In 1998, KLF7 was initially cloned from human vascular endothelial cells by PCR. According to its wide expression in various adult tissues, it was named the ubiquitous KLF by Matsumoto .
Many factors of the Krüppel family (KLFs) participate in the physiological regulation of muscle cells. KLF7 plays an important role in regulating nerve development and myeloid cell proliferation and is expressed in skeletal muscles and myoblasts. A study found that KLF7 may affect the myoblast cell cycle.
In addition, variants of KLF7 have been previously reported to cause obesity and type 2 diabetes, involving fat cell differentiation [24, 25]. It was reported that KLF7 can regulate a number of genes related to fat synthesis and metabolism, including lipoprotein lipase (LPL) and leptin (LEP), which are known to be associated with VTE [26, 27].
KLF7 is also involved in coronary artery disease (CAD) . KLF7 may bind to the promoter region of CAD-associated genes (factor VII, platelet derived growth factor, leptin, and plasminogen) as shown by bioinformatics prediction. Moreover, KLF7 may play important roles in ischemic heart disease (IHD) with hypercholesterolemia, arterial hypertension, and type 2 diabetes .
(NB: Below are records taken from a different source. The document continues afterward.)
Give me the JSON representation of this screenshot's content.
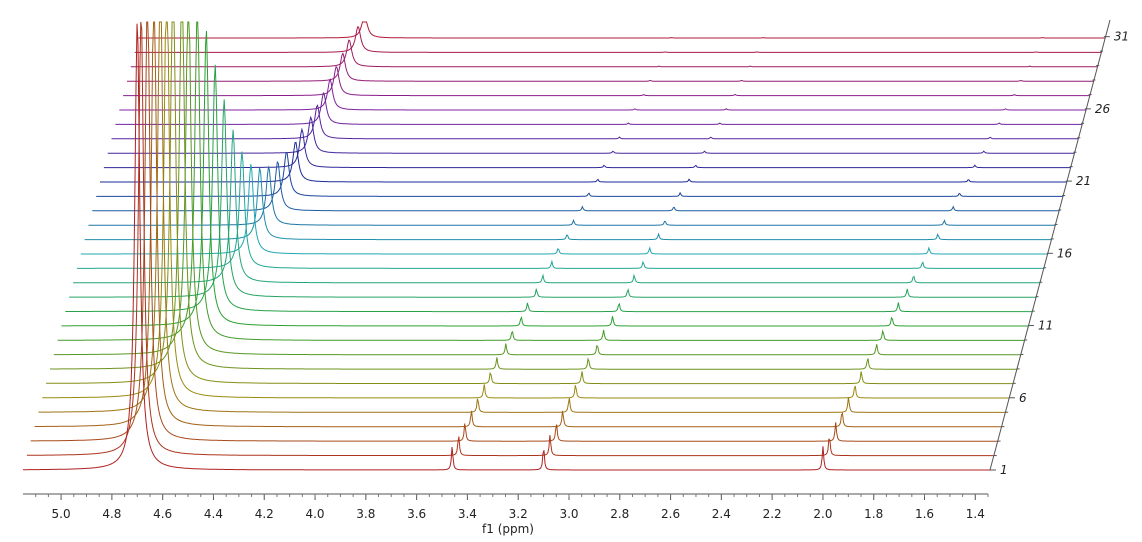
{
  "chart_data": {
    "type": "line",
    "subtype": "stacked-waterfall-nmr-spectra",
    "xlabel": "f1 (ppm)",
    "x_reversed": true,
    "xlim": [
      5.15,
      1.35
    ],
    "x_ticks": [
      "5.0",
      "4.8",
      "4.6",
      "4.4",
      "4.2",
      "4.0",
      "3.8",
      "3.6",
      "3.4",
      "3.2",
      "3.0",
      "2.8",
      "2.6",
      "2.4",
      "2.2",
      "2.0",
      "1.8",
      "1.6",
      "1.4"
    ],
    "spectrum_count": 31,
    "spectrum_labels": [
      "1",
      "6",
      "11",
      "16",
      "21",
      "26",
      "31"
    ],
    "color_gradient": [
      "#b02020",
      "#9a8a10",
      "#2aa030",
      "#20a8b0",
      "#1a2a98",
      "#8020a0",
      "#b01838"
    ],
    "peaks": {
      "water": {
        "position_ppm": [
          4.7,
          4.7,
          4.69,
          4.68,
          4.67,
          4.66,
          4.65,
          4.63,
          4.62,
          4.6,
          4.58,
          4.56,
          4.54,
          4.52,
          4.5,
          4.48,
          4.46,
          4.44,
          4.42,
          4.4,
          4.38,
          4.37,
          4.35,
          4.34,
          4.33,
          4.32,
          4.31,
          4.3,
          4.29,
          4.27,
          4.26
        ],
        "relative_height": [
          1.0,
          1.0,
          1.0,
          1.0,
          1.0,
          0.98,
          0.95,
          0.9,
          0.84,
          0.76,
          0.66,
          0.55,
          0.44,
          0.34,
          0.26,
          0.2,
          0.16,
          0.13,
          0.11,
          0.1,
          0.09,
          0.085,
          0.08,
          0.075,
          0.07,
          0.068,
          0.065,
          0.062,
          0.06,
          0.058,
          0.055
        ]
      },
      "multiplet_a": {
        "position_ppm": [
          3.46,
          3.45,
          3.44,
          3.43,
          3.42,
          3.41,
          3.4,
          3.39,
          3.37,
          3.36,
          3.34,
          3.33,
          3.31,
          3.3,
          3.28,
          3.27,
          3.25,
          3.24,
          3.22,
          3.21,
          3.19,
          3.18,
          3.16,
          3.15,
          3.13,
          3.12,
          3.1,
          3.09,
          3.07,
          3.06,
          3.05
        ],
        "relative_height": [
          0.34,
          0.3,
          0.27,
          0.24,
          0.22,
          0.2,
          0.18,
          0.17,
          0.16,
          0.15,
          0.14,
          0.13,
          0.12,
          0.11,
          0.1,
          0.09,
          0.08,
          0.07,
          0.06,
          0.05,
          0.04,
          0.035,
          0.03,
          0.025,
          0.02,
          0.018,
          0.015,
          0.012,
          0.01,
          0.008,
          0.006
        ]
      },
      "multiplet_b": {
        "position_ppm": [
          3.1,
          3.09,
          3.08,
          3.07,
          3.06,
          3.05,
          3.04,
          3.03,
          3.01,
          3.0,
          2.98,
          2.97,
          2.95,
          2.94,
          2.92,
          2.91,
          2.89,
          2.88,
          2.86,
          2.85,
          2.83,
          2.82,
          2.8,
          2.79,
          2.77,
          2.76,
          2.74,
          2.73,
          2.71,
          2.7,
          2.69
        ],
        "relative_height": [
          0.34,
          0.3,
          0.27,
          0.24,
          0.22,
          0.2,
          0.18,
          0.17,
          0.16,
          0.15,
          0.14,
          0.13,
          0.12,
          0.11,
          0.1,
          0.09,
          0.08,
          0.07,
          0.06,
          0.05,
          0.04,
          0.035,
          0.03,
          0.025,
          0.02,
          0.018,
          0.015,
          0.012,
          0.01,
          0.008,
          0.006
        ]
      },
      "singlet_c": {
        "position_ppm": [
          2.0,
          1.99,
          1.98,
          1.97,
          1.96,
          1.95,
          1.94,
          1.93,
          1.91,
          1.9,
          1.88,
          1.87,
          1.85,
          1.84,
          1.82,
          1.81,
          1.79,
          1.78,
          1.76,
          1.75,
          1.73,
          1.72,
          1.7,
          1.69,
          1.67,
          1.66,
          1.64,
          1.63,
          1.61,
          1.6,
          1.59
        ],
        "relative_height": [
          0.34,
          0.3,
          0.27,
          0.24,
          0.22,
          0.2,
          0.18,
          0.17,
          0.16,
          0.15,
          0.14,
          0.13,
          0.12,
          0.11,
          0.1,
          0.09,
          0.08,
          0.07,
          0.06,
          0.05,
          0.04,
          0.035,
          0.03,
          0.025,
          0.02,
          0.018,
          0.015,
          0.012,
          0.01,
          0.008,
          0.006
        ]
      }
    },
    "axis_color": "#555555"
  }
}
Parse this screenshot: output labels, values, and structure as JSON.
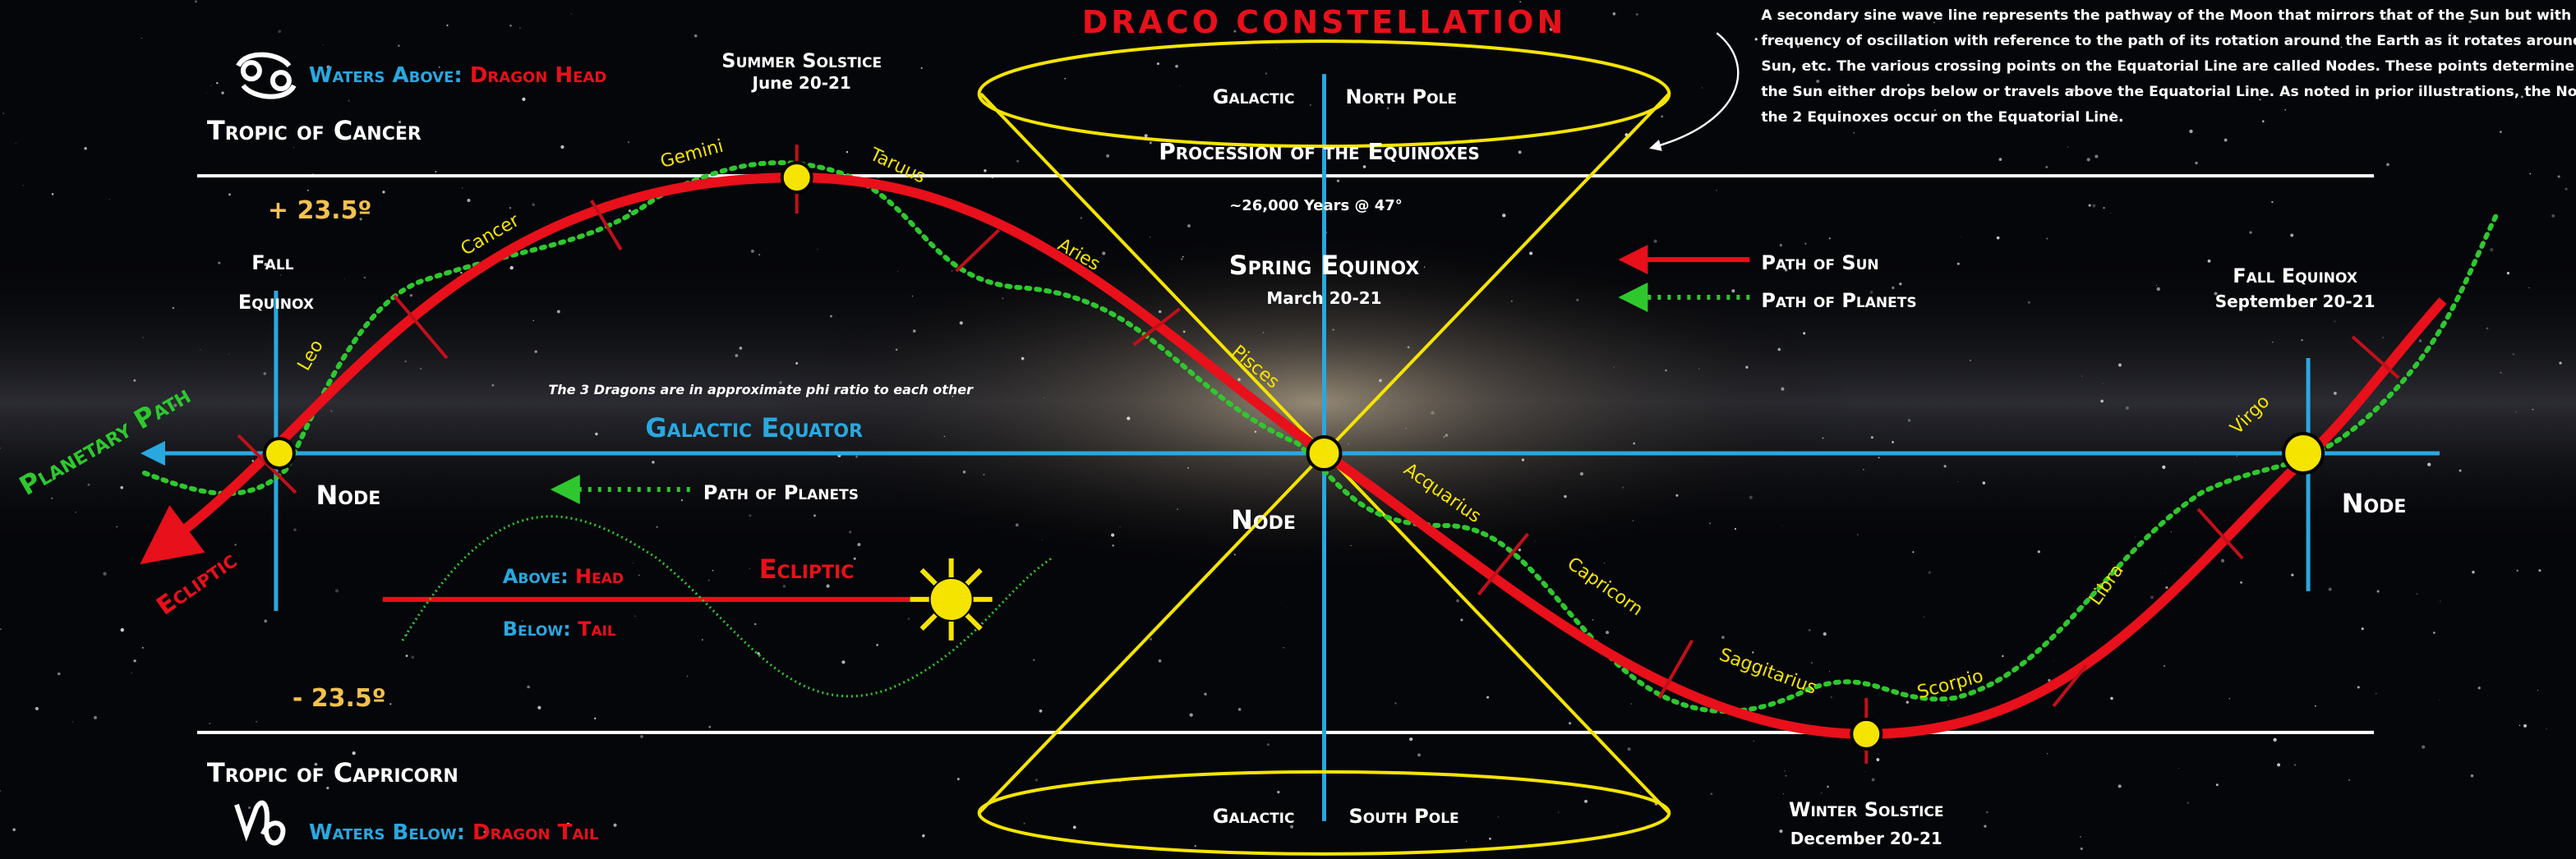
{
  "title": "DRACO CONSTELLATION",
  "description": {
    "lines": [
      "A secondary sine wave line represents the pathway of the Moon that mirrors that of the Sun but with higher",
      "frequency of oscillation with reference to the path of its rotation around the Earth as it rotates around the",
      "Sun, etc. The various crossing points on the Equatorial Line are called Nodes. These points determine when",
      "the Sun either drops below or travels above the Equatorial Line. As noted in prior illustrations, the Nodes on",
      "the 2 Equinoxes occur on the Equatorial Line."
    ]
  },
  "waters_above": {
    "label": "Waters Above:",
    "value": "Dragon Head"
  },
  "waters_below": {
    "label": "Waters Below:",
    "value": "Dragon Tail"
  },
  "tropic_cancer": "Tropic of Cancer",
  "tropic_capricorn": "Tropic of Capricorn",
  "plus_degrees": "+ 23.5º",
  "minus_degrees": "- 23.5º",
  "summer_solstice": {
    "name": "Summer Solstice",
    "date": "June 20-21"
  },
  "winter_solstice": {
    "name": "Winter Solstice",
    "date": "December 20-21"
  },
  "spring_equinox": {
    "name": "Spring Equinox",
    "date": "March 20-21"
  },
  "fall_equinox_right": {
    "name": "Fall Equinox",
    "date": "September 20-21"
  },
  "fall_equinox_left": {
    "line1": "Fall",
    "line2": "Equinox"
  },
  "north_pole": {
    "left": "Galactic",
    "right": "North Pole"
  },
  "south_pole": {
    "left": "Galactic",
    "right": "South Pole"
  },
  "procession": "Procession of the Equinoxes",
  "years": "~26,000 Years @ 47°",
  "legend": {
    "sun": "Path of Sun",
    "planets": "Path of Planets"
  },
  "planetary_path": "Planetary Path",
  "ecliptic_left": "Ecliptic",
  "nodes": [
    "Node",
    "Node",
    "Node"
  ],
  "phi_note": "The 3 Dragons are in approximate phi ratio to each other",
  "galactic_equator": "Galactic Equator",
  "path_of_planets_note": "Path of Planets",
  "inset": {
    "above_label": "Above:",
    "above_value": "Head",
    "below_label": "Below:",
    "below_value": "Tail",
    "ecliptic": "Ecliptic"
  },
  "zodiac": [
    "Gemini",
    "Taruus",
    "Cancer",
    "Aries",
    "Leo",
    "Pisces",
    "Acquarius",
    "Capricorn",
    "Saggitarius",
    "Scorpio",
    "Libra",
    "Virgo"
  ]
}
These findings indicate that lipid metabolism genes, such as KLF7, may be involved in the formation of cardiovascular continuum comorbidity by regulating glucose and lipid metabolism.
In our study, 4 variants in KLF7 were all located in the 3’ UTR region. This indicates that these mutations may alter KLF7 expression by regulating its binding to the miRNA of fat or muscle function genes.
Therefore, further in-depth research is needed to explore how the KLF7 gene affects cardiovascular disease, as well as VTE, obesity, and glucose dysfunction disorders.